AT: No. They, my father in-law was retired already so he didn't do any work. And my mother, mother in-law, I have a feeling she worked in that... what they... I don't know what you call it. What they make for protection.
RP: Camouflage nets?
AT: Yeah. I think she did. I'm not too sure. She was just worried about her son being in the service but he was with that language school so I don't think he ever went overseas.
RP: You're talking about Henry's brother?
AT: Yeah.
RP: Uh-huh.
AT: Uh-huh.
RP: And, he came to visit too at Manzanar?
AT: Yeah, he came couple a times, yeah.
RP: And was he an instructor at the language school?

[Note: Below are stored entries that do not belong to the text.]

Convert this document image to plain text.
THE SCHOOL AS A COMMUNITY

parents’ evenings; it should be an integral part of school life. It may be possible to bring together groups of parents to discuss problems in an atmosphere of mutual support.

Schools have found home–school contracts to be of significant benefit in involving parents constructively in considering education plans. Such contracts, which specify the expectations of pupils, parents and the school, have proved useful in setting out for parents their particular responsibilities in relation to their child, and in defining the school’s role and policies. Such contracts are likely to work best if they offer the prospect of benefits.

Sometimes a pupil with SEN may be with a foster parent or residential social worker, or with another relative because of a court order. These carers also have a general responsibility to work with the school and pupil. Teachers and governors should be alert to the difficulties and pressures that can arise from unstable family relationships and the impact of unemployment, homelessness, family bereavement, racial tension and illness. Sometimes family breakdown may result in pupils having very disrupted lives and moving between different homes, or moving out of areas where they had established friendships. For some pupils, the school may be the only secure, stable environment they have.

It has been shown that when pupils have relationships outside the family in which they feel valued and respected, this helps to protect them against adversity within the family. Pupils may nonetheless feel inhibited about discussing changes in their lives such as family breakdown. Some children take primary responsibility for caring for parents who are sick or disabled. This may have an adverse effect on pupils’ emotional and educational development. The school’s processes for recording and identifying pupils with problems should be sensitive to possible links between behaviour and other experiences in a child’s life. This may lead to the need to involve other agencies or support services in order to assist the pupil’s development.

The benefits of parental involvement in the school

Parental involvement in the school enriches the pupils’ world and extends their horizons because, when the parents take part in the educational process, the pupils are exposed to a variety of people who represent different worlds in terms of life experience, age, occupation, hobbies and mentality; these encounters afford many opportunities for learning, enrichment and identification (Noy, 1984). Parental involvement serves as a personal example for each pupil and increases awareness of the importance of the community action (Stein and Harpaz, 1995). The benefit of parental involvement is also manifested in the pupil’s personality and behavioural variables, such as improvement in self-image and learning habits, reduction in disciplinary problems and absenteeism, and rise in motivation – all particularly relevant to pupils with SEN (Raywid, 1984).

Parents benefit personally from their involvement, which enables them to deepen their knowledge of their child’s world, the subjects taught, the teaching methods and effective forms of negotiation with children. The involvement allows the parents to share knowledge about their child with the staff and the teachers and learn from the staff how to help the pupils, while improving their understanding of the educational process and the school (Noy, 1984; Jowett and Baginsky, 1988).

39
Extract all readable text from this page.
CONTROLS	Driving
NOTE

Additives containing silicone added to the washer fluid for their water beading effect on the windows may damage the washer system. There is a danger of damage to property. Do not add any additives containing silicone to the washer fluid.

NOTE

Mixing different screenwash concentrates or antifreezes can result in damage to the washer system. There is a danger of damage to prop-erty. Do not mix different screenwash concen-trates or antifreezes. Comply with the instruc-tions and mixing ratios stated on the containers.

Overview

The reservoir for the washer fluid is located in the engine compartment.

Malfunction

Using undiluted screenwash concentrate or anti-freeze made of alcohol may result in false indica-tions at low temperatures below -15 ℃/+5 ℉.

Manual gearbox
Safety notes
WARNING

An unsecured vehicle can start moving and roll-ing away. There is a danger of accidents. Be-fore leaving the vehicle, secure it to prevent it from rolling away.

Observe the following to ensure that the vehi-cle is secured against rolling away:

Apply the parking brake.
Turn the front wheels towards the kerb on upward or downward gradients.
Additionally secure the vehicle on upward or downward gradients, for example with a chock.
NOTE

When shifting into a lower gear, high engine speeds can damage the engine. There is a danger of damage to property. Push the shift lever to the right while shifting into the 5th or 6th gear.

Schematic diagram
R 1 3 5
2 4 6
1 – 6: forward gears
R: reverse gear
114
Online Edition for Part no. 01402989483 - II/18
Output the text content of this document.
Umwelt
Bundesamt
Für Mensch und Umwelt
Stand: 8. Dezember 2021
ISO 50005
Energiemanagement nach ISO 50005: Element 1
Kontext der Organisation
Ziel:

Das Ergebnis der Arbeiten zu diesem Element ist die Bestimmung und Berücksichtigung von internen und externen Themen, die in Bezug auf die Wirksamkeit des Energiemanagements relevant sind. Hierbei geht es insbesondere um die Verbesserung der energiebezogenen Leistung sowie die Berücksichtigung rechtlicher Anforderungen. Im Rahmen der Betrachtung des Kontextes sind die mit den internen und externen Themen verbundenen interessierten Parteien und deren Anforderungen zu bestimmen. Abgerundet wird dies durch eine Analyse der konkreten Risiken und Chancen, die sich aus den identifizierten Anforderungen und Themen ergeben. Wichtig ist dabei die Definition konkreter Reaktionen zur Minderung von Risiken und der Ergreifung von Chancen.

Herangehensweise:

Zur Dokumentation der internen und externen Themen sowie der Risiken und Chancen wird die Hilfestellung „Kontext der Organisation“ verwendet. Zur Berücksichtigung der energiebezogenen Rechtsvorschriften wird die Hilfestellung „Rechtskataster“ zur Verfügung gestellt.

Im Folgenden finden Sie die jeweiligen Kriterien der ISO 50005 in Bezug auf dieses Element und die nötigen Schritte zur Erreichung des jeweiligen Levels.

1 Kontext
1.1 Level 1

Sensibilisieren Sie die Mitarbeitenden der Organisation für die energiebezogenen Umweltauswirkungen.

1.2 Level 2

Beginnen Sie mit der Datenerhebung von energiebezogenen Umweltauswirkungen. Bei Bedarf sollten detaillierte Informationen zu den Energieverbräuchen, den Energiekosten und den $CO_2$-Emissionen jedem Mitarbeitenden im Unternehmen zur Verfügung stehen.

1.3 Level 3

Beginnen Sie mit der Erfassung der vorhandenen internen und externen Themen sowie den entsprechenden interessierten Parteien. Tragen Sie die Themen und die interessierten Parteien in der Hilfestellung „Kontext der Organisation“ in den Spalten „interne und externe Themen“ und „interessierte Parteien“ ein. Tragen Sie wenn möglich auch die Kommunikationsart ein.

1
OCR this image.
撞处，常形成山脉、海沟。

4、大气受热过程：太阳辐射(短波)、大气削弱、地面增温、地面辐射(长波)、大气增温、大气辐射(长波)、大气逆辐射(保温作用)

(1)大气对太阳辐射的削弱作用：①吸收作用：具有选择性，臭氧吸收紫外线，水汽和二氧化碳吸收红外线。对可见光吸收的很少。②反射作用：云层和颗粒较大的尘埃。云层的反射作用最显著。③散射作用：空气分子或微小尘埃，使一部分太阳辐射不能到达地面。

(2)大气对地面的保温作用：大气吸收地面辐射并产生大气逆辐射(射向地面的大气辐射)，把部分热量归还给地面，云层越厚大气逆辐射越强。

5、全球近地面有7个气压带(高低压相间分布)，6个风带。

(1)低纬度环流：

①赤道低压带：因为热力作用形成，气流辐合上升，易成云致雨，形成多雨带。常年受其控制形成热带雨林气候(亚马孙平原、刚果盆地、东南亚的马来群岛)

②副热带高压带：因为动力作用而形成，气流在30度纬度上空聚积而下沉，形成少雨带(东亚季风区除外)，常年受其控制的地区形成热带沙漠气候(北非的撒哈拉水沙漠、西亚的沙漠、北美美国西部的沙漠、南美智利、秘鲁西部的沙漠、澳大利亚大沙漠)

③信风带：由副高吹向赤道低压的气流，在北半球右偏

AT: No, I think he, he couldn't have been, his Japanese would have been awful. Yeah.
RP: What was his name?
AT: James, Jimmy.
RP: Jimmy.
AT: Yeah.
RP: Did he Henry have other siblings besides James?
AT: No. Just the two of them. Yeah.
RP: Just the two. Was Henry involved at all in the effort to get redress?
AT: No. I think he was too busy with his own work.
RP: And how long did he work as a lawyer?
AT: Oh maybe, he was in his eighties. And he, actually he quit that. He was doing tax, you know all these farmers around here, they all needed help so he, I think he quit that around, in his nineties. But I told him to quit because I was helping him type those forms and so I thought it was time he took it easy.